Note first that for the terms from $\dfrac{1}{\sin 91^{\circ} \sin 92^{\circ}}$ onward, we can rewrite them as

$\dfrac{1}{\sin(180^{\circ} - k^{\circ}) \sin(180^{\circ} - (k + 1)^{\circ})}$ .

These terms, in reverse order, can then be written as

$\dfrac{1}{\sin 46^{\circ} \sin 47^{\circ}} + \dfrac{1}{\sin 48^{\circ} \sin 49^{\circ}} + .... + \dfrac{1}{\sin 88^{\circ} \sin 89^{\circ}}$ .

The entirety of the given sum can then be written as $\displaystyle\sum_{k=45}^{89} \dfrac{1}{\sin k^{\circ} \sin (k + 1)^{\circ}}$ .

Now anticipating a telescoping series on the horizon, note that

$\dfrac{1}{\sin k^{\circ} \sin (k + 1)^{\circ}} = \dfrac{\sin ((k + 1) - k)^{\circ}}{\sin 1^{\circ}} \times \dfrac{1}{\sin k^{\circ} \sin(k + 1)^{\circ}} =$

$\dfrac{1}{\sin 1^{\circ}} \times \dfrac{\sin(k + 1)^{\circ} \cos k^{\circ} - \cos(k + 1)^{\circ} \sin k^{\circ}}{\sin k^{\circ} \sin(k + 1)^{\circ}} = \dfrac{1}{\sin 1^{\circ}} \times (\cot k^{\circ} - \cot(k + 1)^{\circ})$ .

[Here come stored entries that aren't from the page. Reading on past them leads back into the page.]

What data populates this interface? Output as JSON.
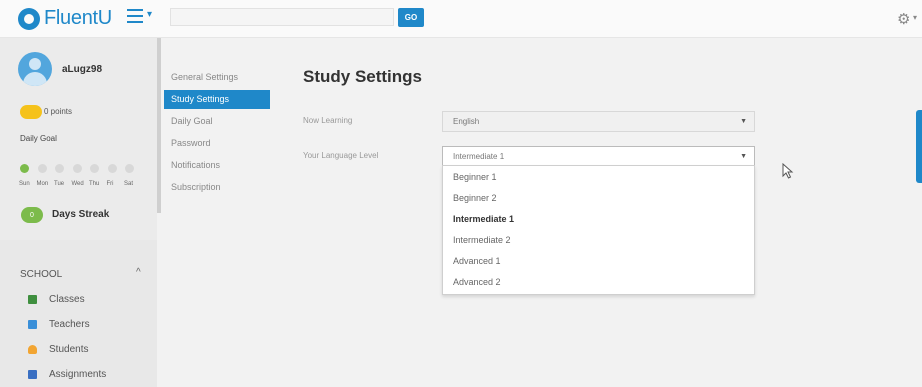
{
  "header": {
    "logo_text": "FluentU",
    "search_placeholder": "",
    "go_label": "GO",
    "menu_icon": "hamburger-menu-icon",
    "settings_icon": "gear-icon",
    "brand_color": "#1f88c9"
  },
  "sidebar": {
    "username": "aLugz98",
    "points": "0 points",
    "daily_goal": "Daily Goal",
    "days": [
      "Sun",
      "Mon",
      "Tue",
      "Wed",
      "Thu",
      "Fri",
      "Sat"
    ],
    "active_days": [
      true,
      false,
      false,
      false,
      false,
      false,
      false
    ],
    "streak_count": "0",
    "streak_label": "Days Streak",
    "school_header": "SCHOOL",
    "school_items": [
      {
        "label": "Classes",
        "icon": "classes-icon"
      },
      {
        "label": "Teachers",
        "icon": "teachers-icon"
      },
      {
        "label": "Students",
        "icon": "students-icon"
      },
      {
        "label": "Assignments",
        "icon": "assignments-icon"
      }
    ]
  },
  "settings_nav": {
    "items": [
      {
        "label": "General Settings",
        "active": false
      },
      {
        "label": "Study Settings",
        "active": true
      },
      {
        "label": "Daily Goal",
        "active": false
      },
      {
        "label": "Password",
        "active": false
      },
      {
        "label": "Notifications",
        "active": false
      },
      {
        "label": "Subscription",
        "active": false
      }
    ],
    "active_color": "#1f88c9"
  },
  "main": {
    "title": "Study Settings",
    "now_learning_label": "Now Learning",
    "now_learning_value": "English",
    "level_label": "Your Language Level",
    "level_value": "Intermediate 1",
    "level_options": [
      "Beginner 1",
      "Beginner 2",
      "Intermediate 1",
      "Intermediate 2",
      "Advanced 1",
      "Advanced 2"
    ],
    "level_selected_index": 2
  }
}
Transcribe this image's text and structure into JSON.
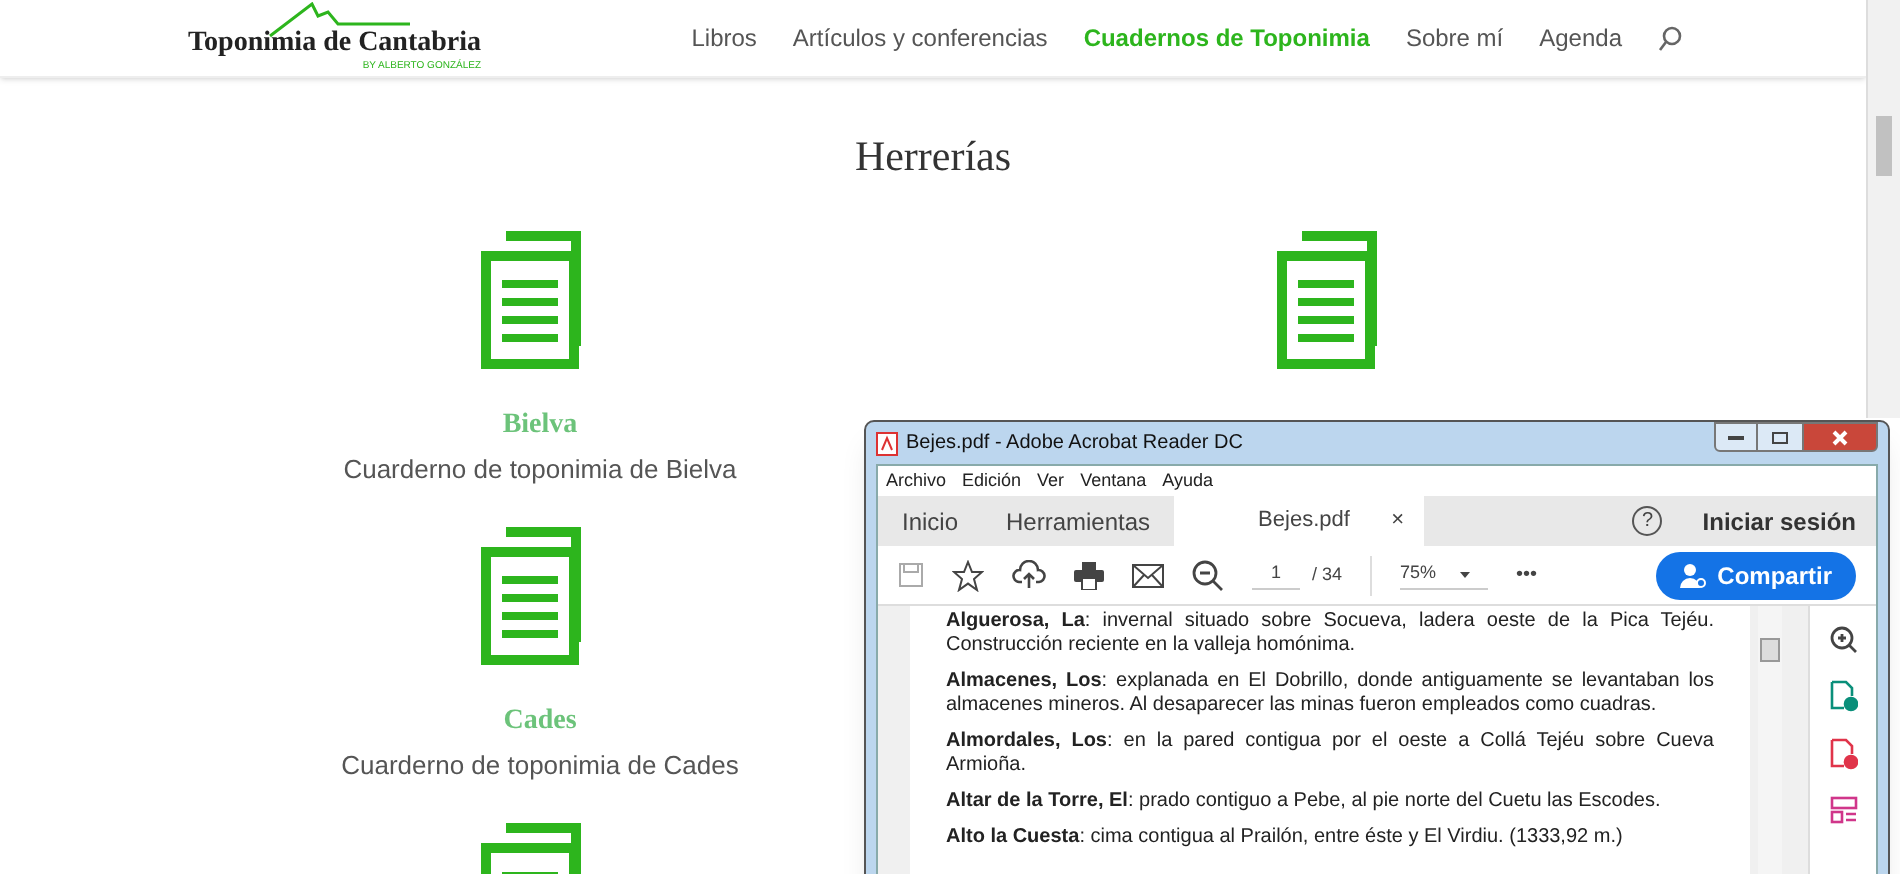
{
  "header": {
    "logo": {
      "title": "Toponimia de Cantabria",
      "subtitle": "BY ALBERTO GONZÁLEZ"
    },
    "nav": [
      {
        "label": "Libros",
        "selected": false
      },
      {
        "label": "Artículos y conferencias",
        "selected": false
      },
      {
        "label": "Cuadernos de Toponimia",
        "selected": true
      },
      {
        "label": "Sobre mí",
        "selected": false
      },
      {
        "label": "Agenda",
        "selected": false
      }
    ]
  },
  "page_title": "Herrerías",
  "left_cards": [
    {
      "kind": "notebook",
      "title": "Bielva",
      "subtitle": "Cuarderno de toponimia de Bielva"
    },
    {
      "kind": "notebook",
      "title": "Cades",
      "subtitle": "Cuarderno de toponimia de Cades"
    },
    {
      "kind": "icon_only"
    }
  ],
  "right_cards": [
    {
      "kind": "icon_only"
    }
  ],
  "pdf_window": {
    "title": "Bejes.pdf - Adobe Acrobat Reader DC",
    "menu": [
      "Archivo",
      "Edición",
      "Ver",
      "Ventana",
      "Ayuda"
    ],
    "tabs": [
      {
        "label": "Inicio",
        "selected": false
      },
      {
        "label": "Herramientas",
        "selected": false
      },
      {
        "label": "Bejes.pdf",
        "selected": true,
        "close": "×"
      }
    ],
    "help": "?",
    "sign_in": "Iniciar sesión",
    "page": "1",
    "page_total": "/ 34",
    "zoom": "75%",
    "more": "•••",
    "share": "Compartir",
    "entries": [
      "**Alguerosa, La**: invernal situado sobre Socueva, ladera oeste de la Pica Tejéu. Construcción reciente en la valleja homónima.",
      "**Almacenes, Los**: explanada en El Dobrillo, donde antiguamente se levantaban los almacenes mineros. Al desaparecer las minas fueron empleados como cuadras.",
      "**Almordales, Los**: en la pared contigua por el oeste a Collá Tejéu sobre Cueva Armioña.",
      "**Altar de la Torre, El**: prado contiguo a Pebe, al pie norte del Cuetu las Escodes.",
      "**Alto la Cuesta**: cima contigua al Prailón, entre éste y El Virdiu. (1333,92 m.)"
    ]
  }
}
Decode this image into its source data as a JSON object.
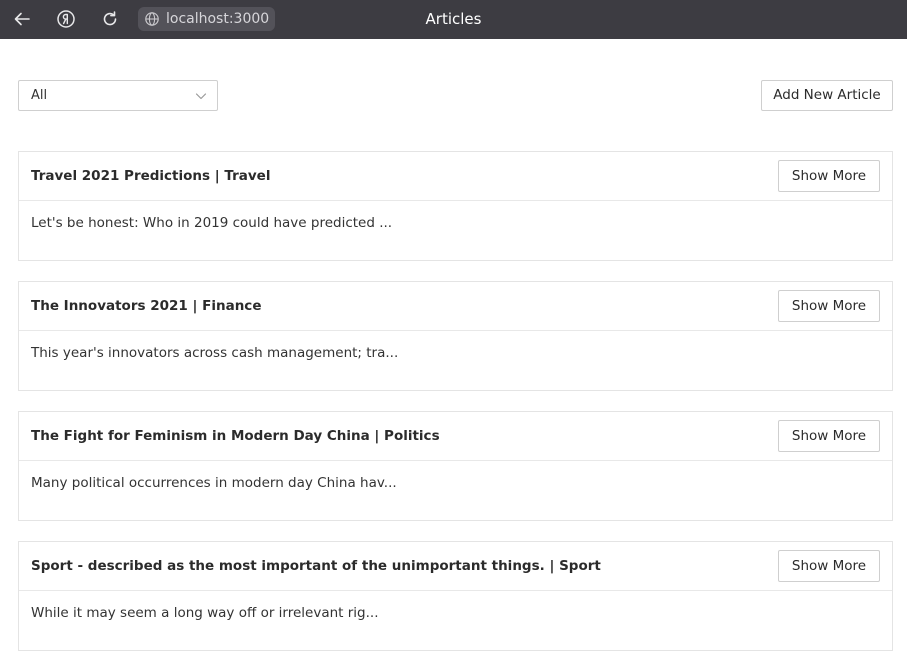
{
  "browser": {
    "url": "localhost:3000",
    "window_title": "Articles"
  },
  "toolbar": {
    "filter_value": "All",
    "add_label": "Add New Article"
  },
  "articles": [
    {
      "title": "Travel 2021 Predictions | Travel",
      "excerpt": "Let's be honest: Who in 2019 could have predicted ...",
      "button": "Show More"
    },
    {
      "title": "The Innovators 2021 | Finance",
      "excerpt": "This year's innovators across cash management; tra...",
      "button": "Show More"
    },
    {
      "title": "The Fight for Feminism in Modern Day China | Politics",
      "excerpt": "Many political occurrences in modern day China hav...",
      "button": "Show More"
    },
    {
      "title": "Sport - described as the most important of the unimportant things. | Sport",
      "excerpt": "While it may seem a long way off or irrelevant rig...",
      "button": "Show More"
    }
  ]
}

The given sum then telescopes to

$\dfrac{1}{\sin 1^{\circ}} \displaystyle\sum_{k=45}^{89} (\cot k^{\circ} - \cot(k + 1)^{\circ}) = \dfrac{1}{\sin 1^{\circ}} \times (\cot 45^{\circ} - \cot 90^{\circ}) = \dfrac{1}{\sin 1^{\circ}} \times (1 - 0) = \dfrac{1}{\sin 1^{\circ}}$ .

The correct option is thus $n = \boxed{1}$ .